The Hebrew term for heart is its most important word about humans, but there is no precise equivalent in English. The heart controls the whole body and is the centre of the intellect, emotions and will. It is central to our desires and our spiritual functioning. The way the heart is inclined leads to good or bad decisions. It is central to our ethics ‘for everything you do flows from it’ (v. 23).
The heart is also malleable, being shaped from outside us, but also shaping how we interact with the outside world. Our eyes and ears are gateways to the heart (v. 20-21), and at the same time our hearts decide what we hear and see (v. 25). Likewise, our words arise from our hearts (v. 24) and they set the course for our life (v. 26). The heart is the control centre of our being. Hence the importance of carefully monitoring what we allow into our hearts through our eyes, ears, affections, mind or spirit. If we are interested in ethics, we must be concerned about our hearts (Matthew 15:19).
Going beyond listening to the father’s words and seeking wisdom, this poem adds the importance of retaining what has been learned.
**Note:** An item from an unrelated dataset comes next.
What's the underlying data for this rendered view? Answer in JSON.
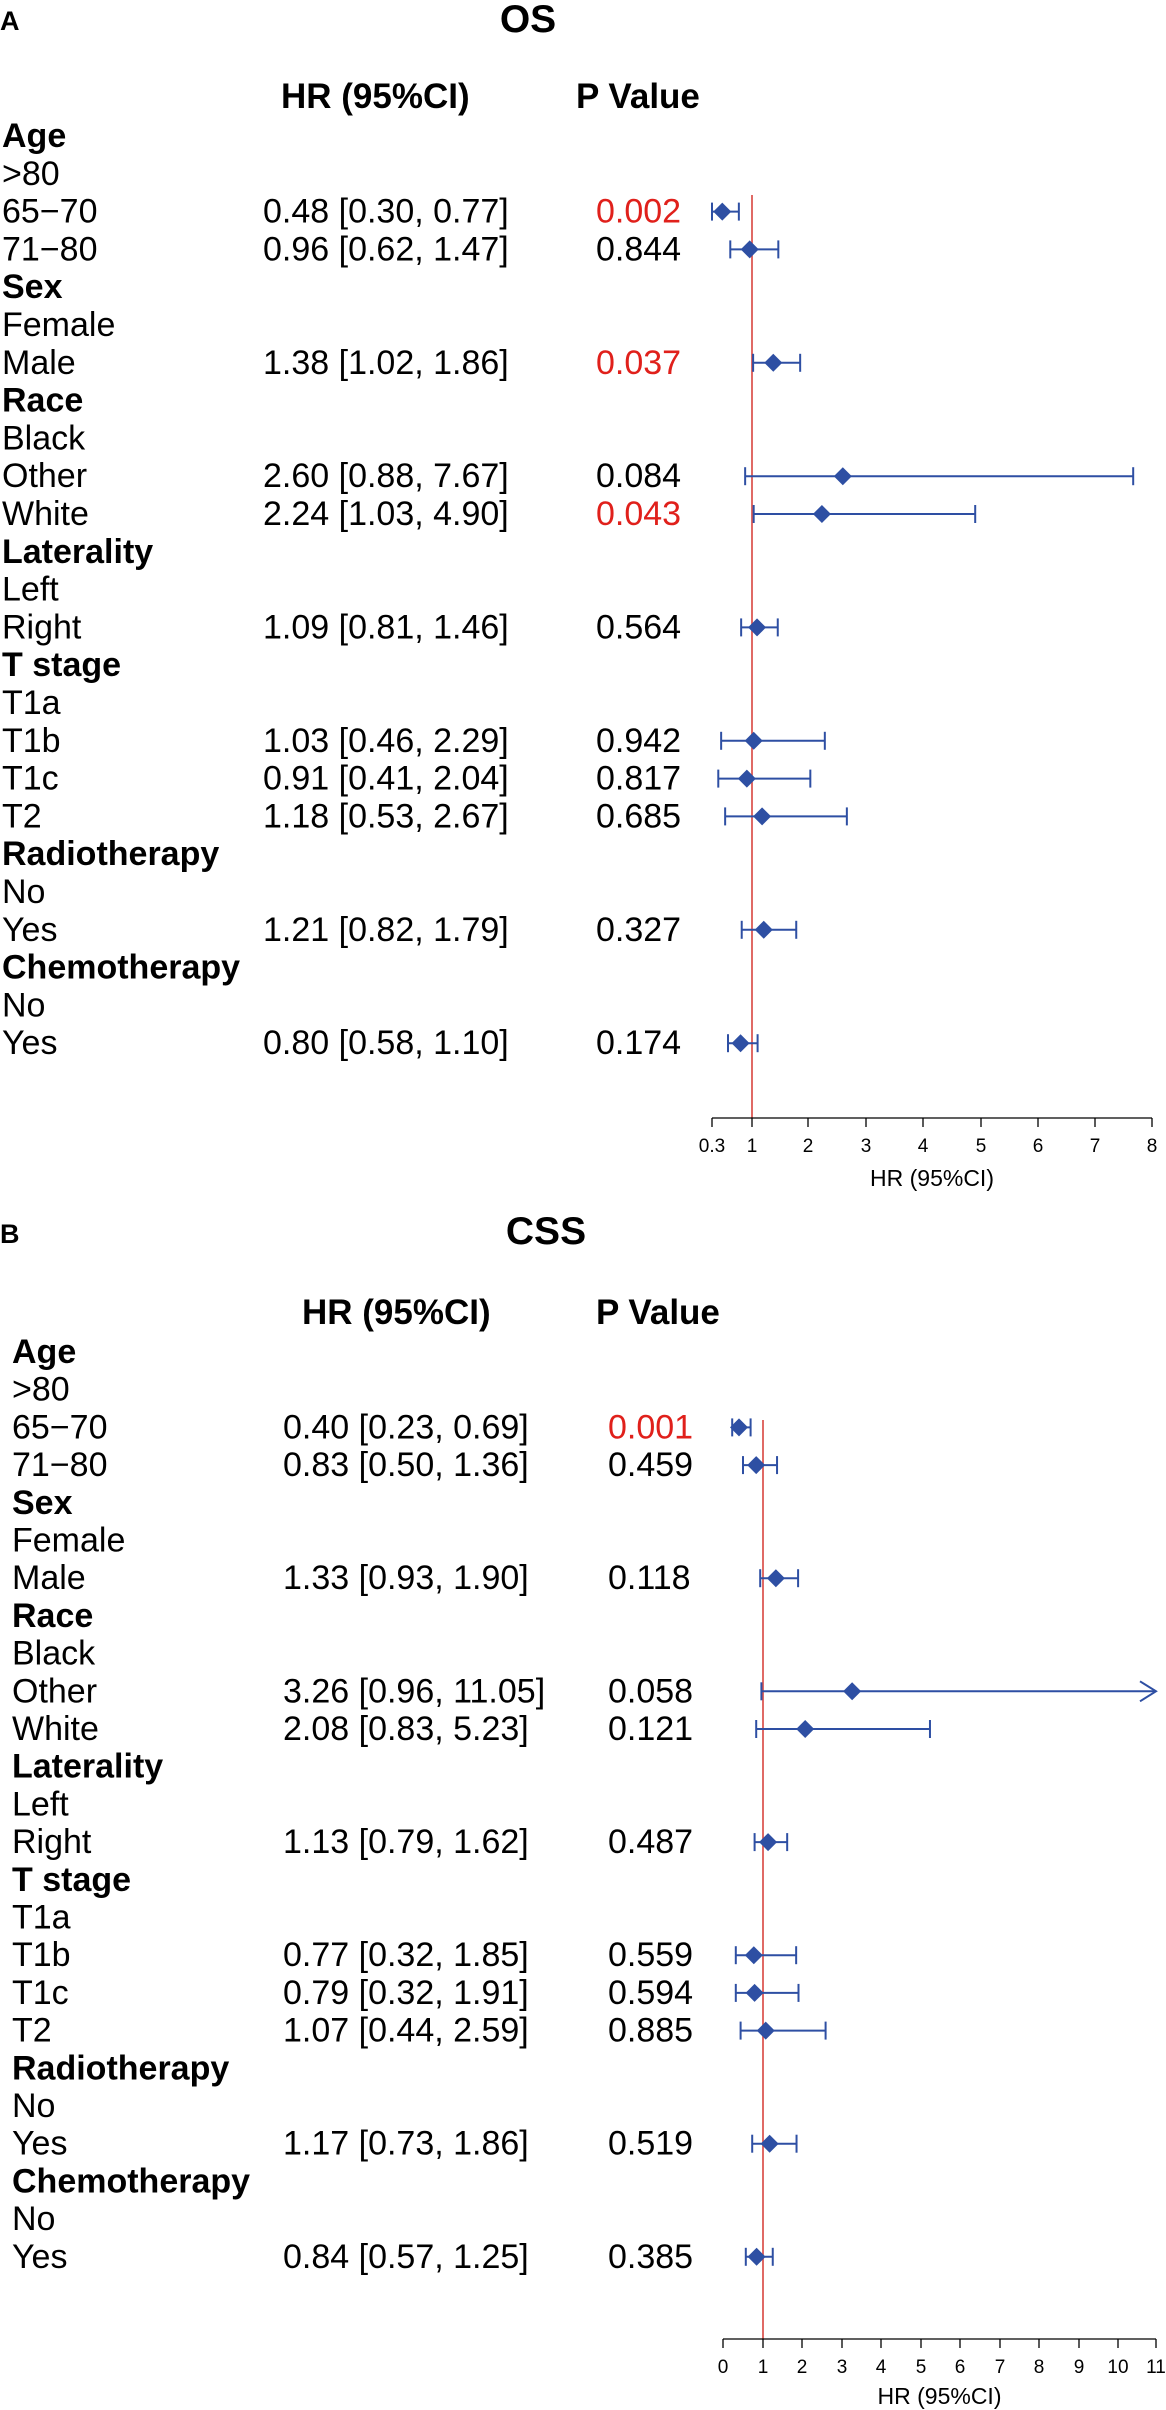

Wisdom can slip away if we are not diligent. We must retain the words received, guard our hearts that have been shaped, keep our mouths free of perversity and corruption, watch where our eyes wander, and carefully watch our walks. Wisdom is not something learned once and stockpiled for later. Our hearts need on-going nutrition and exercise. Without good food, the heart grows sick and callous; without walking on the right path, our hearts waver and lose direction.
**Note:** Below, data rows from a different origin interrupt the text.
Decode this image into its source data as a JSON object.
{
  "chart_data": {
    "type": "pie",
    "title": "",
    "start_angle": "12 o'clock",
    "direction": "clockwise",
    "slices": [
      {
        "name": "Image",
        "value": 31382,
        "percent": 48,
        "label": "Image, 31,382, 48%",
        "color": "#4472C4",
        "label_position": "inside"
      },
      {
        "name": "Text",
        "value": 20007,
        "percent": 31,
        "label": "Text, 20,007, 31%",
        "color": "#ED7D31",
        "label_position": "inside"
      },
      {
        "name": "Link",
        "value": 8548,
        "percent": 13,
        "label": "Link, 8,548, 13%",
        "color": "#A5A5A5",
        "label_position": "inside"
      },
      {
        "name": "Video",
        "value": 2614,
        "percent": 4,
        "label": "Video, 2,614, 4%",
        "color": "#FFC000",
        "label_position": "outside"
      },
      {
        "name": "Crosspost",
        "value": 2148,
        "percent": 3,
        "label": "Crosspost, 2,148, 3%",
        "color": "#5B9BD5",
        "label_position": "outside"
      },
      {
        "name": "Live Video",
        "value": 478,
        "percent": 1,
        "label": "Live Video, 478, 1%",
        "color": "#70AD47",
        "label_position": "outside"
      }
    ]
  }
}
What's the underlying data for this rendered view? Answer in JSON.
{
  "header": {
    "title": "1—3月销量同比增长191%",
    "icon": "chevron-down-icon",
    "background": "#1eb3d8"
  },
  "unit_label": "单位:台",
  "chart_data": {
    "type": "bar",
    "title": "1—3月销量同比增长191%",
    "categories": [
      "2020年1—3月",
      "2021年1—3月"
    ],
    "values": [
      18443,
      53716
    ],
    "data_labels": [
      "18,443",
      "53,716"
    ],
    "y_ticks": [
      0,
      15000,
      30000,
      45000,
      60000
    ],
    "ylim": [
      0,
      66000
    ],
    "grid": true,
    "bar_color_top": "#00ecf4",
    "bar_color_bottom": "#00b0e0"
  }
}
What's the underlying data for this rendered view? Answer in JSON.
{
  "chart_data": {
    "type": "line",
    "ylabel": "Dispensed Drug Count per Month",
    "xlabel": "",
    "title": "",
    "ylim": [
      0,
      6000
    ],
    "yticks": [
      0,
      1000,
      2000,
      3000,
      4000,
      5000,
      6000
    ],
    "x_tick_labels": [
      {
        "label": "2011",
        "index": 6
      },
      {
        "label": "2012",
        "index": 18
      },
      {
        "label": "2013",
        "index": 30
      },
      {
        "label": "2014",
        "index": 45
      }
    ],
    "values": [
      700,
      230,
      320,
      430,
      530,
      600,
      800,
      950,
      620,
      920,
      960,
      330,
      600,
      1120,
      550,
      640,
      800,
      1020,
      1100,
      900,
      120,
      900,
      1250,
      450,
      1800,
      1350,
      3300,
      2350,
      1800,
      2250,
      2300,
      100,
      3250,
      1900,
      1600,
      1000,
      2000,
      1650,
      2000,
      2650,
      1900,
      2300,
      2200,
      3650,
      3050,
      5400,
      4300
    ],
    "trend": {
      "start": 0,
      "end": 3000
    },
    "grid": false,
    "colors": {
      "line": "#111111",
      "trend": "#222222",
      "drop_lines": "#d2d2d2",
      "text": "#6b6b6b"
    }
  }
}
For those who guard their hearts, the Proverbs promise life (v. 22). As in English, the Hebrew term for ‘life’ has many meanings. Most often in Proverbs it refers to the abundant life of health, prosperity and the good opinion of others, in addition to physical life. This is the abundant life offered by Jesus (John 10:10). We find health for our whole body, a restoration to a former state of well-being. Physical health is included here, as God is concerned about this. We see this in Paul’s advice to Timothy to drink a little wine for his health (1 Timothy 5:23). The health of Proverbs arises from a life lived in relationship with God that goes well beyond our physical health, and includes our mental, emotional and spiritual well-being.